- Born: Budapest, Hungary
- Citizenship: Brazilian
- Education: University of Edinburgh
- Known for: Study of evaporites, Petroleum formation by Fischer-Tropsch Synthesis
- Scientific career
- Fields: Geology, Tectonics, Geochemistry, Geochronology
- Workplaces: Eötvös Loránd University, University of Edinburgh, Princeton University, Lamont–Doherty Earth Observatory, Petrobras

= Peter Szatmari (geologist) =

Peter Szatmari is a geologist born in Budapest, Hungary, where he graduated in geology at the Eötvös Loránd University. He obtained his PhD from the University of Edinburgh on salt (evaporites) and performed post-doctoral research at Princeton University. He also worked at the Lamont–Doherty Earth Observatory, during the early days of plate tectonics theory.

Since 1973 Szatmari has worked in Brazil, initially as a consultant to Petrobras. He has taught courses and led work teams that have made important discoveries of deposits of potassium salts and oil in the Sergipe-Alagoas and Amazonas basins. Since 1980, he has been a member of the research staff of the Research Center of Petrobras, CENPES, in Rio de Janeiro. In addition to coordinating various study groups, he has taught courses in structural geology, tectonics, and tectonic geology of salt (evaporites).
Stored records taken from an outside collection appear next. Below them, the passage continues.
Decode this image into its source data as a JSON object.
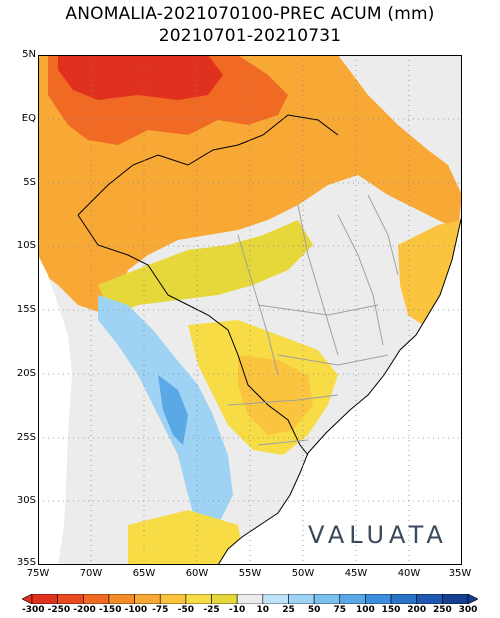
{
  "header": {
    "title_line1": "ANOMALIA-2021070100-PREC ACUM (mm)",
    "title_line2": "20210701-20210731"
  },
  "axes": {
    "lat_labels": [
      "5N",
      "EQ",
      "5S",
      "10S",
      "15S",
      "20S",
      "25S",
      "30S",
      "35S"
    ],
    "lon_labels": [
      "75W",
      "70W",
      "65W",
      "60W",
      "55W",
      "50W",
      "45W",
      "40W",
      "35W"
    ],
    "lon_range": [
      -75,
      -35
    ],
    "lat_range": [
      -35,
      5
    ],
    "grid": true,
    "grid_style": "dotted"
  },
  "logo": {
    "text": "VALUATA"
  },
  "colorbar": {
    "labels": [
      "-300",
      "-250",
      "-200",
      "-150",
      "-100",
      "-75",
      "-50",
      "-25",
      "-10",
      "10",
      "25",
      "50",
      "75",
      "100",
      "150",
      "200",
      "250",
      "300"
    ],
    "colors": [
      "#e0301e",
      "#ea4a22",
      "#f06a24",
      "#f58c2a",
      "#f8a834",
      "#fbc43e",
      "#f7dc46",
      "#e6d83a",
      "#ececec",
      "#bfe3f8",
      "#9ed3f4",
      "#7cc0ee",
      "#5aa8e6",
      "#3c8fdc",
      "#2a73c8",
      "#1f58b0",
      "#163f92"
    ]
  },
  "colors": {
    "land_neutral": "#ececec",
    "ocean": "#ffffff",
    "borders": "#000000",
    "state_borders": "#a0a0a0"
  }
}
Szatmari has published over 200 works, including articles in scientific journals, monographs and technical reports, and jointly edited the book Salt - Geology and Tectonics. One of Szatmari's most important contributions is on the formation of oil via catalytic reactions of the Fischer-Tropsch type, as serpentization of mantle's peridotites. He also performed studies on the distribution of metals present in petroleum, comparing them with the mantle rocks, chondrites, crust, and seawater.

His recent research work, with others at Petrobras and its private partners (British Gas BG, Repsol of Spain and GALP of Portugal), on the oil deposites deep beneath the salt layer in the Santos Basin (the continental crust extending about 700 kilometers offshore in the region of the São Paulo) has been mentioned in the Brazilian national press.

In 2009, he was the honorary president, of the VI International Symposium on Tectonics.
In 2012 received the Prize Gold Medal “José Bonifácio de Andrada e Silva” from Brazilian Geological Society in honour to geoscientists who have contributed to the development and advancement of geological knowledge by research and scientific leadership.